2人に押されて自転車を降りた私をそよちゃんの手が引っ張って、私達の背後でいつもの3人のケンカが始まる。
私にはケンカって言うより殺し合いに見えるんだけど…でもあの人達みたいに強くなったらそれはケンカですんじゃうんだよね…

「私達は教室に行っちゃお?遅刻しちゃうよ。」

ニコニコ笑ったそよちゃんが、3人を置いたまま私の手を引いて教室に向かって歩きだす。
いつもは3人のケンカを私が止めてから向かうんだけど、今日はそんな心の余裕無いよォォォ!
なので、私はそよちゃんに引かれるまま真っ直ぐ教室に向かったのでした。

「あれ?パチ恵ちゃんが見捨てた…これで私達、ドS4人娘になれるね!」

そよちゃんがそんな事言うけど、私はドSじゃないもん。



その後はもう全然落ち着く暇なんかなくて!
だって沖田君って私の後ろの席なんだよ!?
その上授業中でも関係無しに話し掛けてくるし…つんつんって背中つついてくるしィィィ!

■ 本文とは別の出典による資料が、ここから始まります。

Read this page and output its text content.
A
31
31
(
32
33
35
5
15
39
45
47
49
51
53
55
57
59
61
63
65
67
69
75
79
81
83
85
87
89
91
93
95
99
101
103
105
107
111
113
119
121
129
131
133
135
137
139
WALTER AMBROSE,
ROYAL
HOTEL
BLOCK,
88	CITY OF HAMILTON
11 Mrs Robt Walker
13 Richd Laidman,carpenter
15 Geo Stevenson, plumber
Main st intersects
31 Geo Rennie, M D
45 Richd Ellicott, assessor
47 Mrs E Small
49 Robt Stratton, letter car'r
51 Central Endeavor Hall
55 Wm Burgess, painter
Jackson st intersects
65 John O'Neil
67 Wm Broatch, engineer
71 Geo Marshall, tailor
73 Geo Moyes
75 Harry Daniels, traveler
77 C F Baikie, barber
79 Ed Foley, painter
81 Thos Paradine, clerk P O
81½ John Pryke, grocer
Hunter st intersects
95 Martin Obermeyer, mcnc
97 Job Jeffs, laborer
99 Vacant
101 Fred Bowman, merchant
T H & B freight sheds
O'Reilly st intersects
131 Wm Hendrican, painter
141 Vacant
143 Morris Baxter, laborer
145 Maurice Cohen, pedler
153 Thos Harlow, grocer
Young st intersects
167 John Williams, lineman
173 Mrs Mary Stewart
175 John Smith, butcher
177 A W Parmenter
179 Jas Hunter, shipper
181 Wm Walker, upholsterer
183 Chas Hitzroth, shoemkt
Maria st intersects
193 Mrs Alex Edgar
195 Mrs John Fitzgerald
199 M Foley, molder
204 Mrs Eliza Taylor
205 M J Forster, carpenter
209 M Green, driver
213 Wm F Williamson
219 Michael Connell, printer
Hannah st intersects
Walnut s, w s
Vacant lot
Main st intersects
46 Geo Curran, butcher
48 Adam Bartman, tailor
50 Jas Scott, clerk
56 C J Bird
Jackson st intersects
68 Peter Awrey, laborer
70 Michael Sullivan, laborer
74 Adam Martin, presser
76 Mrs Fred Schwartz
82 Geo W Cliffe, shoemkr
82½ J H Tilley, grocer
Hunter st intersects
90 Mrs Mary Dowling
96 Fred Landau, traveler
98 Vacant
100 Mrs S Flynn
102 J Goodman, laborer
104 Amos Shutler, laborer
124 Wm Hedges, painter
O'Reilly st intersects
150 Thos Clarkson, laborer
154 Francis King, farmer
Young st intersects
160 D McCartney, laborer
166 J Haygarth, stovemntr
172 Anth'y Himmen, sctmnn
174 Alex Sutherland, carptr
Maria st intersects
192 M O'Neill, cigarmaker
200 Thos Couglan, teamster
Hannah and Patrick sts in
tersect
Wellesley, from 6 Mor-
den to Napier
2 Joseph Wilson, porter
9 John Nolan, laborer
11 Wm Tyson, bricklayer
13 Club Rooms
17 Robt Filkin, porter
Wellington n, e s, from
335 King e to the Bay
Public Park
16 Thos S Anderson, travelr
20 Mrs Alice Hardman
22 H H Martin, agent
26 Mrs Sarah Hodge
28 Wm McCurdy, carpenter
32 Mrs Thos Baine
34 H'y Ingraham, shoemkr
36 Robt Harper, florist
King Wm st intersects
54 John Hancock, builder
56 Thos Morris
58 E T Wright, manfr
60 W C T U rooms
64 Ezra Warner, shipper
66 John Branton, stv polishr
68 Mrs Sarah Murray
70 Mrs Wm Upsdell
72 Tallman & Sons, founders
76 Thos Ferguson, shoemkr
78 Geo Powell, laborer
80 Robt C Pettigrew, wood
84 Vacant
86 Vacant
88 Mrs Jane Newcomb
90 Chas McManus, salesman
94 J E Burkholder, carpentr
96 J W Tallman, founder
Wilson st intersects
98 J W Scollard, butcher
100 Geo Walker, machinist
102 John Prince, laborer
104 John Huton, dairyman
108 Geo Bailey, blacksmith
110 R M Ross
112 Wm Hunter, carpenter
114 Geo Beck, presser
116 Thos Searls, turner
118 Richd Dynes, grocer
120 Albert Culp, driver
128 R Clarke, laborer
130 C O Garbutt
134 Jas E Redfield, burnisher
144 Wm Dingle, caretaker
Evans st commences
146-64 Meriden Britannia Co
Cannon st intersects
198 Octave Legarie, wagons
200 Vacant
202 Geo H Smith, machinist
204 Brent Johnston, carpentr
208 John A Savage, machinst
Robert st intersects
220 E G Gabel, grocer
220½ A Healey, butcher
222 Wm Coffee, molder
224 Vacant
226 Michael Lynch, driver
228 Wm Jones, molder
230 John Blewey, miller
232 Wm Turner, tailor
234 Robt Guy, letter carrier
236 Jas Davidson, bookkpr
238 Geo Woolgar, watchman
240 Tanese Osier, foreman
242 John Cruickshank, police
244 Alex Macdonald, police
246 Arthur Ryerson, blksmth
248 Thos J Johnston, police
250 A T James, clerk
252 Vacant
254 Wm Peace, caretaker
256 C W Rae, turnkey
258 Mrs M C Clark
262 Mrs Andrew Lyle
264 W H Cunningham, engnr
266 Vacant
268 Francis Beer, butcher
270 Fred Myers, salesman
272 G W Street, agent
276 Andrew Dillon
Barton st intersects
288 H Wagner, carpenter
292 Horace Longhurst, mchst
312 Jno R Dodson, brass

…そりゃ、いつもはこっそり振り向いて沖田君の変顔で笑わされたり、おかしな教科書の落書きで笑わされたり、渾身のパラパラ漫画に感心したりするのが楽しくて背中をつつかれるのが楽しみだったりしたけど…でももう沖田君の目どころか顔も見れなくなっちゃったから…振り向くなんてできないよぅ…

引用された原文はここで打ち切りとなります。